From AccessMedicine from McGraw-Hill
Kurt J. Isselbacher
Irritable bowel syndrome (IBS) is one of the most common conditions in clinical practice, yet the number of effective treatments is limited. Perhaps this is not surprising because we lack a complete understanding of the underlying pathogenesis of this disorder and undoubtedly the disease is heterogeneous. Because gut flora may play an important role in the pathophysiology of IBS, Pimentel and colleagues (2011) have evaluated the role of rifaximin, a minimally absorbed antibiotic, as a potential treatment of IBS patients without constipation.
They carried out two identically designed, large, double-blind, placebo-controlled trials. A total of 1260 patients were randomly assigned to receive rifaximin at a dose of 550 mg three times daily or placebo for 2 weeks. There was then a follow-up period of 10 weeks after treatment. The primary endpoint was the proportion of patients who reported adequate relief of symptoms assessed weekly during the first 4 weeks after treatment. The second endpoint was the proportion of patients reporting adequate relief of bloating during the same period.

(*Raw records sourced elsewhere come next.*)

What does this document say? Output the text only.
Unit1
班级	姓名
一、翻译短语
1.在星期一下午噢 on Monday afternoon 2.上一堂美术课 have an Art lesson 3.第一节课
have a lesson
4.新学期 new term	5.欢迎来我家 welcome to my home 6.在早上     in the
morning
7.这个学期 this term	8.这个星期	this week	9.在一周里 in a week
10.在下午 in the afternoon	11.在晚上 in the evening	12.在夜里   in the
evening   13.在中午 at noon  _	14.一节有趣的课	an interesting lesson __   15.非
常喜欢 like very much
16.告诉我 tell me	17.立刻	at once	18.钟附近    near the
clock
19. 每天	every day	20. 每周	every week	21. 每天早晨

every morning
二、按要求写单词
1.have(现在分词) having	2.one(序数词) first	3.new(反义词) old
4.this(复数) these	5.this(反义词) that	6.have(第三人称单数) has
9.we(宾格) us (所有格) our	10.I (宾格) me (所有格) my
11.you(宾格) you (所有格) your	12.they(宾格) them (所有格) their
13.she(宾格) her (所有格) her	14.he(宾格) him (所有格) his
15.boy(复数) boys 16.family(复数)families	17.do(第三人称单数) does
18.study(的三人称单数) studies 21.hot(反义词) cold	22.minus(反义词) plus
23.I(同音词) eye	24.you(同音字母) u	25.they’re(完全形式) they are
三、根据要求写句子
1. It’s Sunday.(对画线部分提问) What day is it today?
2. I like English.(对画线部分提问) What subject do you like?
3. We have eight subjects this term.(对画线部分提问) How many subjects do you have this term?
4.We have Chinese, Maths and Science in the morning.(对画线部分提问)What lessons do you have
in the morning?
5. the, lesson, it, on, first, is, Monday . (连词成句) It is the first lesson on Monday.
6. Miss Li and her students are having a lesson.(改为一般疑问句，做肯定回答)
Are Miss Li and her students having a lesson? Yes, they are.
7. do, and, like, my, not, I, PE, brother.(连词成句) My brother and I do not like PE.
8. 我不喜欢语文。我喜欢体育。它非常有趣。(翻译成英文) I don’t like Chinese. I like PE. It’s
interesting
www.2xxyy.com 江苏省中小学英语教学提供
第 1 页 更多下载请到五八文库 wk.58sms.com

In the rifaximin groups, compared with the placebo groups, there was a significantly higher proportion of patients reporting (1) adequate relief of IBS symptoms in the two trials combined—41% vs 32% (p < .001)—and (2) relief of bloating—40% vs 30%— (p < .001) for at least the first 4 weeks.
In an accompanying editorial, Dr. Jan Tack (2011) comments positively on these data. He notes that (1) the sustained benefit over at least 10 weeks after the short pretreatment course was a positive sign; (2) the beneficial effects of rifaximin, including its effects on bloating, were impressive; and (3) the similarity of the results in the two studies confirms the reproducibility of the therapeutic effect of rifaximin. Commenting on the possible mode of action of rifaximin, Dr. Tack notes that "the most likely mode of action of rifaximin is a reduction in overall bacterial load, especially in the large bowel." He suggests that this obviously would lead to a decrease in bacterial fermentation and therefore less bloating.
It should be noted that there may be a subpopulation of IBS patients who have a better result with oral nonsystemic antibiotics than others. And finally, Dr. Tack noted that "it seems prudent to restrict the use of nonabsorbable antibiotics to patients in whom small-intestine bacterial over-growth has been confirmed, or to single-treatment cycles in patients who have IBS without constipation and who have not had a response to currently available symptom-directed therapies."